Interview with Diana Cheren Nygren
TIFA 2020 Winner, Non-Professional Discovery of the Year – “When The Trees Are Gone”

Diana has been taking photographs seriously ever since she can remember, but for a long time she was most comfortable on the other side of the art making process. She studied art history, and according to her, still feels like an “art historian.”  

Q: Tell us a bit about your background?

I dropped the academic track when my husband and I started our family.  After my second child was born, I launched a line of children’s clothing which I designed on and off for a number of years.  It was only when my oldest was out of the house and my third child was firmly entrenched in school that I felt the freedom to focus on pursuing fine art photography.

Q: What part of life do you associate with ‘When the Trees are Gone’ series?

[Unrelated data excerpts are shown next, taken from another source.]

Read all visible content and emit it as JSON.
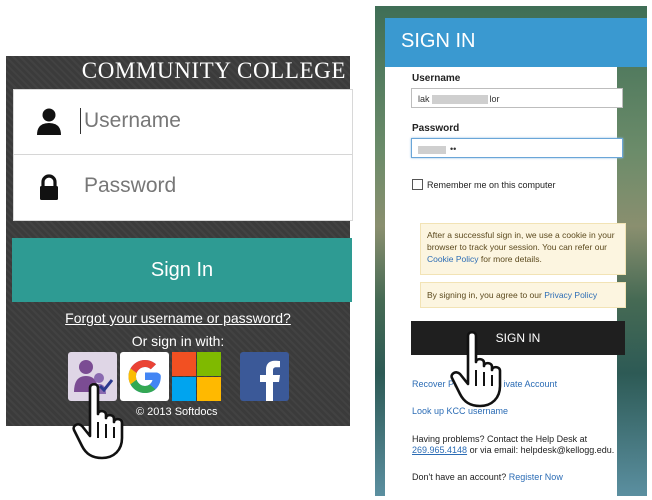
{
  "left_panel": {
    "college_name": "COMMUNITY COLLEGE",
    "username_placeholder": "Username",
    "password_placeholder": "Password",
    "signin_label": "Sign In",
    "forgot_link": "Forgot your username or password?",
    "or_sign_in_with": "Or sign in with:",
    "providers": [
      "people-icon",
      "google-icon",
      "microsoft-icon",
      "facebook-icon"
    ],
    "copyright": "© 2013 Softdocs",
    "colors": {
      "background": "#3b3b3b",
      "signin_button": "#2e9b93"
    }
  },
  "right_panel": {
    "header_title": "SIGN IN",
    "username_label": "Username",
    "username_value_start": "lak",
    "username_value_end": "lor",
    "password_label": "Password",
    "password_value": "••",
    "remember_label": "Remember me on this computer",
    "cookie_note_prefix": "After a successful sign in, we use a cookie in your browser to track your session. You can refer our ",
    "cookie_policy_link": "Cookie Policy",
    "cookie_note_suffix": " for more details.",
    "privacy_prefix": "By signing in, you agree to our ",
    "privacy_link": "Privacy Policy",
    "signin_label": "SIGN IN",
    "recover_prefix": "Recover Pas",
    "recover_suffix": "ivate Account",
    "lookup_link": "Look up KCC username",
    "help_text": "Having problems? Contact the Help Desk at",
    "help_phone": "269.965.4148",
    "help_email_text": " or via email: helpdesk@kellogg.edu.",
    "no_account_text": "Don't have an account? ",
    "register_link": "Register Now",
    "colors": {
      "header": "#3a99d0",
      "signin_button": "#1f1f1f",
      "link": "#2b6cb5"
    }
  }
}
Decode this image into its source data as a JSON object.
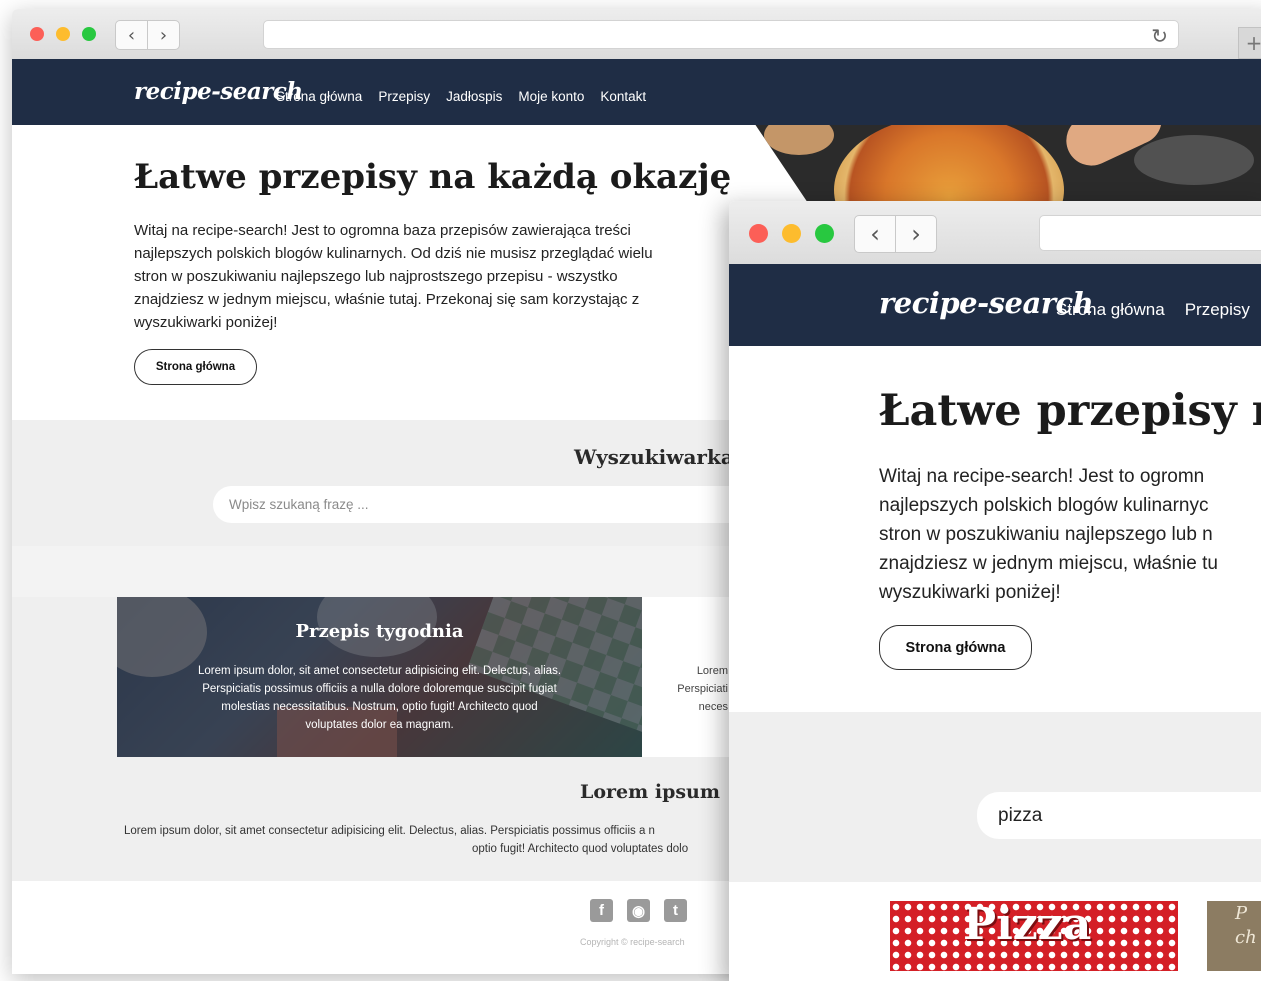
{
  "site": {
    "logo": "recipe-search",
    "menu": [
      "Strona główna",
      "Przepisy",
      "Jadłospis",
      "Moje konto",
      "Kontakt"
    ]
  },
  "window1": {
    "hero": {
      "title": "Łatwe przepisy na każdą okazję",
      "intro_lines": [
        "Witaj na recipe-search! Jest to ogromna baza przepisów zawierająca treści",
        "najlepszych polskich blogów kulinarnych. Od dziś nie musisz przeglądać wielu",
        "stron w poszukiwaniu najlepszego lub najprostszego przepisu - wszystko",
        "znajdziesz w jednym miejscu, właśnie tutaj. Przekonaj się sam korzystając z",
        "wyszukiwarki poniżej!"
      ],
      "button": "Strona główna"
    },
    "search": {
      "title": "Wyszukiwarka",
      "placeholder": "Wpisz szukaną frazę ..."
    },
    "featured": {
      "title": "Przepis tygodnia",
      "lines": [
        "Lorem ipsum dolor, sit amet consectetur adipisicing elit. Delectus, alias.",
        "Perspiciatis possimus officiis a nulla dolore doloremque suscipit fugiat",
        "molestias necessitatibus. Nostrum, optio fugit! Architecto quod",
        "voluptates dolor ea magnam."
      ]
    },
    "side_lines": [
      "Lorem",
      "Perspiciati",
      "neces"
    ],
    "lorem_section": {
      "title": "Lorem ipsum",
      "lines": [
        "Lorem ipsum dolor, sit amet consectetur adipisicing elit. Delectus, alias. Perspiciatis possimus officiis a n",
        "optio fugit! Architecto quod voluptates dolo"
      ]
    },
    "footer": {
      "social_icons": [
        "facebook-icon",
        "instagram-icon",
        "twitter-icon"
      ],
      "copyright": "Copyright © recipe-search"
    }
  },
  "window2": {
    "menu_visible": [
      "Strona główna",
      "Przepisy"
    ],
    "hero": {
      "title": "Łatwe przepisy na l",
      "intro_lines": [
        "Witaj na recipe-search! Jest to ogromn",
        "najlepszych polskich blogów kulinarnyc",
        "stron w poszukiwaniu najlepszego lub n",
        "znajdziesz w jednym miejscu, właśnie tu",
        "wyszukiwarki poniżej!"
      ],
      "button": "Strona główna"
    },
    "search_value": "pizza",
    "results": [
      {
        "label": "Pizza"
      },
      {
        "label_lines": [
          "P",
          "ch"
        ]
      }
    ]
  }
}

I think it is not by chance that I produced “When the Trees Are Gone” right as my children were becoming adults.  Watching them come into their own, I am profoundly conscious of the world and problems that they have been saddled with.  I feel like they live in constant terror for the survival of humanity and the planet.  It is a hell of a burden when you are just trying to figure out who you are and how to be a person.

Q: In a word, what is photography for you?

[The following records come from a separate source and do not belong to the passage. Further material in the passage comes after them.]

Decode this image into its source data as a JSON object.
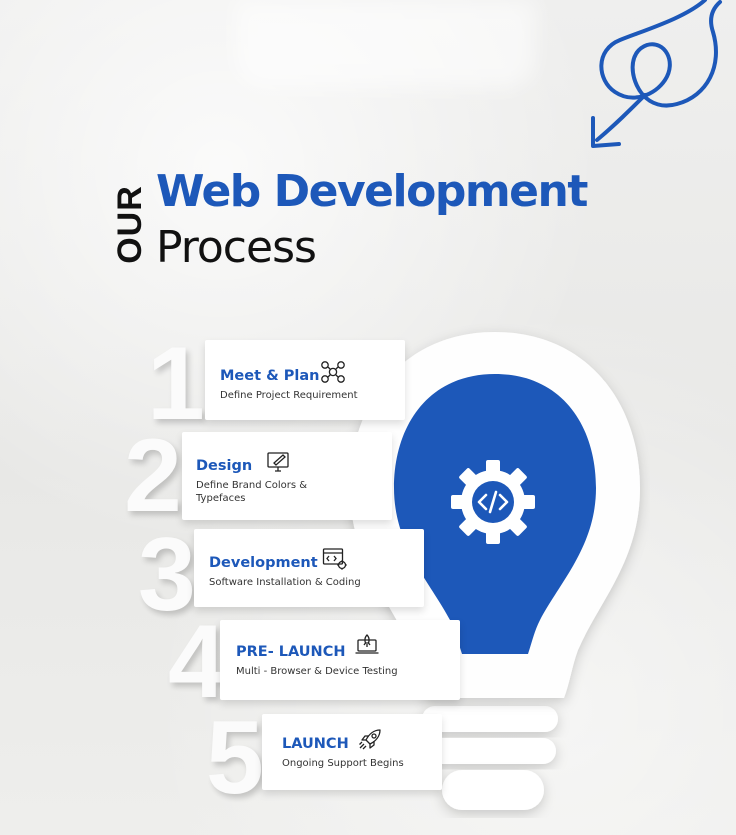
{
  "heading": {
    "prefix": "OUR",
    "main": "Web Development",
    "sub": "Process"
  },
  "colors": {
    "accent": "#1d58b9",
    "text": "#111111",
    "card": "#ffffff",
    "background": "#ececea"
  },
  "center_icon": "code-gear-icon",
  "steps": [
    {
      "number": "1",
      "title": "Meet & Plan",
      "desc_lines": [
        "Define Project Requirement"
      ],
      "icon": "network-nodes-icon"
    },
    {
      "number": "2",
      "title": "Design",
      "desc_lines": [
        "Define Brand Colors &",
        "Typefaces"
      ],
      "icon": "design-monitor-icon"
    },
    {
      "number": "3",
      "title": "Development",
      "desc_lines": [
        "Software Installation & Coding"
      ],
      "icon": "code-window-icon"
    },
    {
      "number": "4",
      "title": "PRE- LAUNCH",
      "desc_lines": [
        "Multi - Browser & Device Testing"
      ],
      "icon": "laptop-rocket-icon"
    },
    {
      "number": "5",
      "title": "LAUNCH",
      "desc_lines": [
        "Ongoing Support Begins"
      ],
      "icon": "rocket-icon"
    }
  ]
}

I’m tempted to say escape, but that’s not really right.  It’s more a way of being present.  

Q: Any rituals you practice before you start working?

Not really.

Q: Tell us about the pivotal moment that really launched your photography career.

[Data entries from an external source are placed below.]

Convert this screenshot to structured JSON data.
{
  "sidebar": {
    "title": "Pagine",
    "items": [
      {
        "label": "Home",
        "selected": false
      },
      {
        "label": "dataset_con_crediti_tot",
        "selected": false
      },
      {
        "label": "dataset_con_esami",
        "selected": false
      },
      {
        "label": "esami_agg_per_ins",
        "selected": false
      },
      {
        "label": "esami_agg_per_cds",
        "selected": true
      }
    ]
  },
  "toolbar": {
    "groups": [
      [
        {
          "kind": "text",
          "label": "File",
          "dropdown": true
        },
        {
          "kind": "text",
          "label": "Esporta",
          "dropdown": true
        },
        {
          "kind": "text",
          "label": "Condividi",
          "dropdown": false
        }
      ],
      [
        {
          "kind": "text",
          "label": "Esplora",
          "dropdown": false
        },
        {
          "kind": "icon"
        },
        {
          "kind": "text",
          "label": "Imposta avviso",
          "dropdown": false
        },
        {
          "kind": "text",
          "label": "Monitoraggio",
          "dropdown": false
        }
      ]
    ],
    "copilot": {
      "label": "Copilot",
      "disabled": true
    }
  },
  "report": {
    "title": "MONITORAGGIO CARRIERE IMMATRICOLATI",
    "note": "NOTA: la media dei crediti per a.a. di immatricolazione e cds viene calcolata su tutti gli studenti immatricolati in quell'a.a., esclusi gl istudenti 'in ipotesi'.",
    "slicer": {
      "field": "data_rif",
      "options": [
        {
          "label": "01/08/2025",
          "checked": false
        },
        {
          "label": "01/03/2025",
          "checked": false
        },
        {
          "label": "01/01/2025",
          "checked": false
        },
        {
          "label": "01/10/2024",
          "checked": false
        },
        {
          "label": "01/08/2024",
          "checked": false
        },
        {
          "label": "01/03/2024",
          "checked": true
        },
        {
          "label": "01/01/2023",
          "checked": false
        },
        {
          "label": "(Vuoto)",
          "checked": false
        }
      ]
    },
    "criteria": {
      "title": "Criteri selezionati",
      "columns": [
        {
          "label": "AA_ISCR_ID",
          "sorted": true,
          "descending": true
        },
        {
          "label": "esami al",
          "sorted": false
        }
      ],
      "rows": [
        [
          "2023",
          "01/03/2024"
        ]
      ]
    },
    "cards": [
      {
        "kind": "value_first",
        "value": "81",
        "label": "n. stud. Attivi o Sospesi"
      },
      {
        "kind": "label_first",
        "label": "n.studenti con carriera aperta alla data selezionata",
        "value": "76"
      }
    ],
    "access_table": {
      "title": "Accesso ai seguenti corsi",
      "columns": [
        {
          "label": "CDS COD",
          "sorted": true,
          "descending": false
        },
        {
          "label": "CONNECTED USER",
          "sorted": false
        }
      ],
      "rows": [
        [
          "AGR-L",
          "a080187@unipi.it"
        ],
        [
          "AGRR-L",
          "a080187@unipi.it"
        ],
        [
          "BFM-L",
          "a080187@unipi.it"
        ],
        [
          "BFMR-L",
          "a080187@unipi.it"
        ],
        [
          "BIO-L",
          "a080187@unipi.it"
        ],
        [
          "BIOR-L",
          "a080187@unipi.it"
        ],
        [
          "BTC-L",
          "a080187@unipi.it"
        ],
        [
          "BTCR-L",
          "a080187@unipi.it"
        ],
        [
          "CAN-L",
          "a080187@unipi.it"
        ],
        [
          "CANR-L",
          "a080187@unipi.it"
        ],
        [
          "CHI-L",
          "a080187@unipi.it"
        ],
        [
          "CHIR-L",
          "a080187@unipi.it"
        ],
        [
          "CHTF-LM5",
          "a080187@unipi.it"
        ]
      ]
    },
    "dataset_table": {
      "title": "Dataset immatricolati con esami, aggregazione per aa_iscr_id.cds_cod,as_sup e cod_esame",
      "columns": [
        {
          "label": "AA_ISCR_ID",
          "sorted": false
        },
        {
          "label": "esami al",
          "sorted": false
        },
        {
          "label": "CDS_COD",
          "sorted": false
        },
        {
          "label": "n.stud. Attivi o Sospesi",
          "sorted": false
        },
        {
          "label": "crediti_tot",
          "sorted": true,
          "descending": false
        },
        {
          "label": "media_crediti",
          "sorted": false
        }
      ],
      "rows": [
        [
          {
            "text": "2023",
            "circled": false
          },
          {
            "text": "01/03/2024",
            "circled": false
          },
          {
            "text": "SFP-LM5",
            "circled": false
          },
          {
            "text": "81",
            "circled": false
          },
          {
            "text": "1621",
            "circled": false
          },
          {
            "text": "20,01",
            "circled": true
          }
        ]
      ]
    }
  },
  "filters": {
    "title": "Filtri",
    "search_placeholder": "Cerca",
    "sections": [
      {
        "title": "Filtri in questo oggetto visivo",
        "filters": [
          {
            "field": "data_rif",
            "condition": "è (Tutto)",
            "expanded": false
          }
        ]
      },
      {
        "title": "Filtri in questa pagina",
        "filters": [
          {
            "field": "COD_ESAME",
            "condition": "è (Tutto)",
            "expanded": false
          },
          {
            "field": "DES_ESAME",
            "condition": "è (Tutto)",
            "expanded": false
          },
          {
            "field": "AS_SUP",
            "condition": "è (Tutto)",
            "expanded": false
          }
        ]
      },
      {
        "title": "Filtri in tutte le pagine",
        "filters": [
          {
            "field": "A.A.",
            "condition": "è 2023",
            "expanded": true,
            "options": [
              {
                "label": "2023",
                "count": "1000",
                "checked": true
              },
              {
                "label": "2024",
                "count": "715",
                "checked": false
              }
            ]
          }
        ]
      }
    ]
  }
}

When I decided I wanted to try to establish a career as a fine art photographer, the first challenge I put to myself was to put out a book.  I figured I would feel out the response to the book and take it from there.  So, I looked over ten plus years of photographs and tried to distill the essence of my work.  The result was a book of photographs of beaches entitled “Capturing the Light”.  I put together a kick-starter to fund publication and in the fall of 2017 was able to self-publish a run of ten copies. By the time the book was ready to ship, I was all in.

Q: Where do you get motivation and inspiration from in your work and in photography?

I think one of the primary characteristics of being a photographer is seeing pictures everywhere.  There is constant inspiration in everything I see around me.  I can’t glance down at my neighbor’s driveway or out of my kitchen window without thinking, “Hey, that would make a great photograph”.  Finding inspiration for a project is trickier.  But by constantly shooting, looking at other people’s work, and taking workshops that stretch my subject matter and technique, the ideas keep coming.

Q: What was your first camera?

My first camera was a Pentax K1000 I got for my 16th birthday.  My second significant camera purchase was a Seagull Twin-Lens Reflex medium format film camera that costed $50. That camera really was a little more than an empty box with a lens on; it took incredible negatives.

Q: What role does the photographer have in society? How powerful do you think visual images are as a force for change?

I believe wholeheartedly in the power of photography – and visual culture in general – to shape society.  The relationship is a complicated and a constant push and pull.  Theoretically, photography reflects the world more directly than most art forms.  There is always editing, slant, and other forms of fiction injected into the images by the artist.  

Still, it is true that the art work itself shows something about the artist’s (and implicitly societies) concerns and preoccupations.  But I do also believe that visual images can change society.  Sometimes that is by calling attention to issues or by the way the artist presents them.  But more subtly, I think people understand their place in the world and their relationship to the society around them from visual culture.  Landscape images may not seem overtly political at first glance, but the ability of photography and art more generally to insist on prioritizing and valuing nature inevitably ripples out.

Q: Any photographs that have changed your life?

The first photographers I was really obsessed with were Diane Arbus and Cindy Sherman.  I think what interests me today hasn’t changed a whole lot.  

Diane Arbus photographed people who were considered out of the ordinary in a variety of ways.  Her images often exaggerated the peculiarities of her subjects.  And yet she clearly loved and identified with the people she photographed.  I’m much more interested in photographing people who don’t conform to some ideal of beauty, but finding the beautiful image in embracing their flaws.  

My favorite of Sherman’s photographs are her Untitled Film Stills.  But I think all of her work is consistent in insisting of finding the universal in the personal, and in subsuming her own identity within larger social ideas.  I love that her work is all self-portraits, but I am hard pressed to think of one that is actually a photograph of Cindy Sherman.

A second upheaval moment came when I was on vacation in Barcelona and saw two gallery shows, one of Massimo Vitali’s beach photographs and one of Edward Burtynsky’s quarries.  Both showed monumental landscapes that were at once beautiful and commented on man’s place within nature.  Both still represent to me some of the best of what can be achieved with great photography.